Special Dispatch: Lifebuoy Café, Fowey, Cornwall
8 Lostwithiel Street
Fowey, PL23 1BD (Map)
by T. N. Toost
For my third breakfast out in as many days on holiday, I was not surprised to find the Lifebuoy Café – like at least two others we went to - full of familiar Ikea furniture. I liked it, and I liked the beach-themed blue and white interior, and the large open kitchen which took up half of the room. Two women, seemingly mother and daughter, ran the establishment, the mother cooking and the daughter taking orders and shouting abruptly but inoffensively at patrons. The windows were completely steamed up, which gave the place a slightly oppressive feeling.
I had my full English with fried bread, which Annie instantly coveted. It was the most interesting part of the whole meal, the rest of which was nevertheless good and tasted fresh. The eggs and tomato were particularly well done, with the sausage and tea coming in at merely above average. With the fried bread, the whole meal turned into a minor luxury.
Save for the beans: they were the same as everywhere else in Britain. People crave variety and uniqueness in food, yet beans are always tinned. Who has had above-average beans? Below-average? Why is it that this staple of breakfast prides itself on conformity? Do the beans in Fowey remind us of home, and is familiarity, even on holiday, what we seek?

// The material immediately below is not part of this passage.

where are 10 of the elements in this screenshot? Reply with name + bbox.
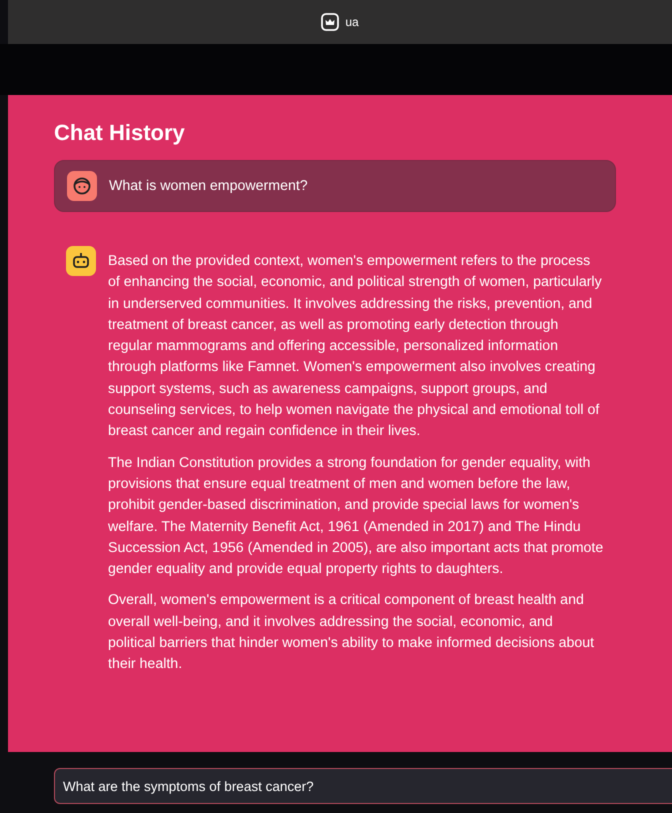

When we paid up, about £5 each, both mother and daughter thanked us, then turned back to their work. Even with the obvious locals at tables and the gossip being shouted across the small space, the obvious dependency on tourist money made it seem like we were giving pennies to beggars. We were disposable, interchangeable money machines, accents and appearance annually altered but one as good as another, year after year. Maybe that’s why all the cafés around Fowey have the same furniture, the same beans – they treat us as they see us, and that’s what we secretly want.